What more perfect symbol is there of Western culture and society than the cigarette? It is an affectation. It has no nutritional value and even its neurochemical stimulation is so slight that one doesn't consciously notice it until it's withdrawn.

It is the perfect consumer item. The stuff grows in the ground like a weed, it's subtly but fiendishly addictive. And, best of all, here's what makes it a better consumer item than the iPod: people have to keep rebuying cigarettes because the way that you use them is to destroy them. Nearly a perfect capitalist artefact except that it kills the consumer. At least it does it slowly.

And somehow, the ludicrous concept of inhaling a portable file became a fashionable practice.

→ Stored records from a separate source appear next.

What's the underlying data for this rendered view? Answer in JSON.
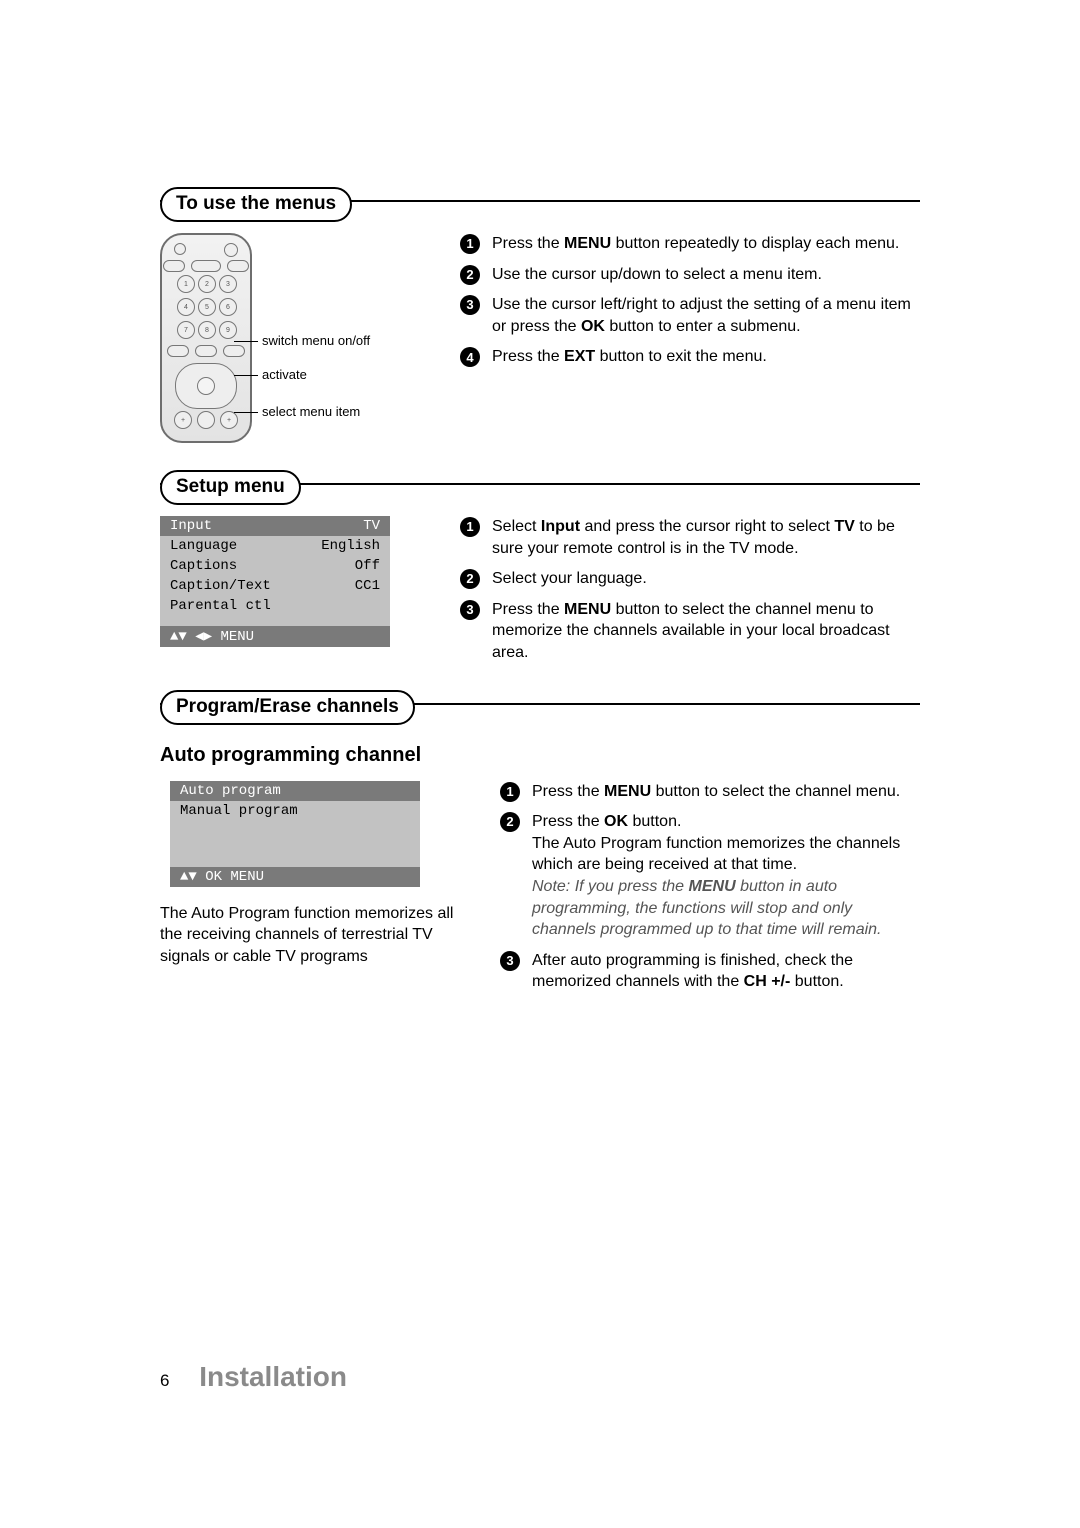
{
  "sections": {
    "use_menus": {
      "title": "To use the menus",
      "remote_callouts": {
        "c1": "switch menu on/off",
        "c2": "activate",
        "c3": "select menu item"
      },
      "steps": [
        {
          "n": "1",
          "pre": "Press the ",
          "b1": "MENU",
          "post": " button repeatedly to display each menu."
        },
        {
          "n": "2",
          "text": "Use the cursor up/down to select a menu item."
        },
        {
          "n": "3",
          "pre": "Use the cursor left/right to adjust the setting of a menu item or press the ",
          "b1": "OK",
          "post": " button to enter a submenu."
        },
        {
          "n": "4",
          "pre": "Press the ",
          "b1": "EXT",
          "post": " button to exit the menu."
        }
      ]
    },
    "setup_menu": {
      "title": "Setup menu",
      "osd": {
        "rows": [
          {
            "label": "Input",
            "value": "TV",
            "sel": true
          },
          {
            "label": "Language",
            "value": "English"
          },
          {
            "label": "Captions",
            "value": "Off"
          },
          {
            "label": "Caption/Text",
            "value": "CC1"
          },
          {
            "label": "Parental ctl",
            "value": ""
          }
        ],
        "footer": "▲▼ ◀▶  MENU"
      },
      "steps": [
        {
          "n": "1",
          "pre": "Select ",
          "b1": "Input",
          "mid": " and press the cursor right to select ",
          "b2": "TV",
          "post": " to be sure your remote control is in the TV mode."
        },
        {
          "n": "2",
          "text": "Select your language."
        },
        {
          "n": "3",
          "pre": "Press the ",
          "b1": "MENU",
          "post": " button to select the channel menu to memorize the channels available in your local broadcast area."
        }
      ]
    },
    "program_erase": {
      "title": "Program/Erase channels",
      "subhead": "Auto programming channel",
      "osd": {
        "rows": [
          {
            "label": "Auto program",
            "value": "",
            "sel": true
          },
          {
            "label": "Manual program",
            "value": ""
          }
        ],
        "footer": "▲▼ OK MENU"
      },
      "left_text": "The Auto Program function memorizes all the receiving channels of terrestrial TV signals or cable TV programs",
      "steps": [
        {
          "n": "1",
          "pre": "Press the ",
          "b1": "MENU",
          "post": " button to select the channel menu."
        },
        {
          "n": "2",
          "pre": "Press the ",
          "b1": "OK",
          "post1": " button.",
          "line2": "The Auto Program function memorizes the channels which are being received at that time.",
          "note_pre": "Note: If you press the ",
          "note_b": "MENU",
          "note_post": " button in auto programming, the functions will stop and only channels programmed up to that time will remain."
        },
        {
          "n": "3",
          "pre": "After auto programming is finished, check the memorized channels with the ",
          "b1": "CH +/-",
          "post": " button."
        }
      ]
    }
  },
  "footer": {
    "page_number": "6",
    "section_name": "Installation"
  }
}
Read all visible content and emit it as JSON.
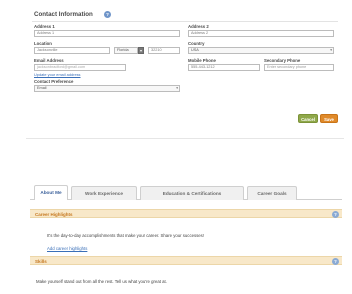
{
  "contact": {
    "title": "Contact Information",
    "address1": {
      "label": "Address 1",
      "value": "Address 1"
    },
    "address2": {
      "label": "Address 2",
      "value": "Address 2"
    },
    "location": {
      "label": "Location",
      "city": "Jacksonville",
      "state": "Florida",
      "zip": "32210"
    },
    "country": {
      "label": "Country",
      "value": "USA"
    },
    "email": {
      "label": "Email Address",
      "value": "jacksonbradford@gmail.com",
      "update_link": "Update your email address"
    },
    "mobile": {
      "label": "Mobile Phone",
      "value": "555-443-1212"
    },
    "secondary": {
      "label": "Secondary Phone",
      "placeholder": "Enter secondary phone"
    },
    "preference": {
      "label": "Contact Preference",
      "value": "Email"
    },
    "cancel_label": "Cancel",
    "save_label": "Save"
  },
  "tabs": [
    {
      "label": "About Me",
      "active": true
    },
    {
      "label": "Work Experience",
      "active": false
    },
    {
      "label": "Education & Certifications",
      "active": false
    },
    {
      "label": "Career Goals",
      "active": false
    }
  ],
  "career_highlights": {
    "title": "Career Highlights",
    "description": "It's the day-to-day accomplishments that make your career. Share your successes!",
    "add_link": "Add career highlights"
  },
  "skills": {
    "title": "Skills",
    "description": "Make yourself stand out from all the rest. Tell us what you're great at."
  },
  "colors": {
    "accent_blue": "#3a6fb8",
    "panel_header": "#f8e8c9",
    "save_orange": "#e08a2a",
    "cancel_green": "#8fa84a"
  }
}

One of the great American comedians, Bob Newhart, has a routine in which he enacts half of a telephone conversation -- he's the marketing executive of the company that imports items that Sir Walter Raleigh finds the new world. His incredulity at the idea of tobacco usage is wonderful: "Tow-back-oh, eh, Walt? So what is it?.... Oh, it's a leaf. So you eat it like a vegetable, then? Oh. Well, what do you do with it then, Walt? Wait a minute. Yeah, ok, you dry it out.... and then shred the leaves... uh huh, what then, Walt? You roll some up into a piece of paper, uh huh.... and then... you stick it in your mouth and set fire to it! Yeah, you know what, Walt? I don't think that's gonna catch on back here."

We look with curiousity and amusement on societies where people artificially enlarge their lips or stretch out their earlobes or deliberately scar themselves. And then we pay to let corporations enslave us and damage our hearts and lungs.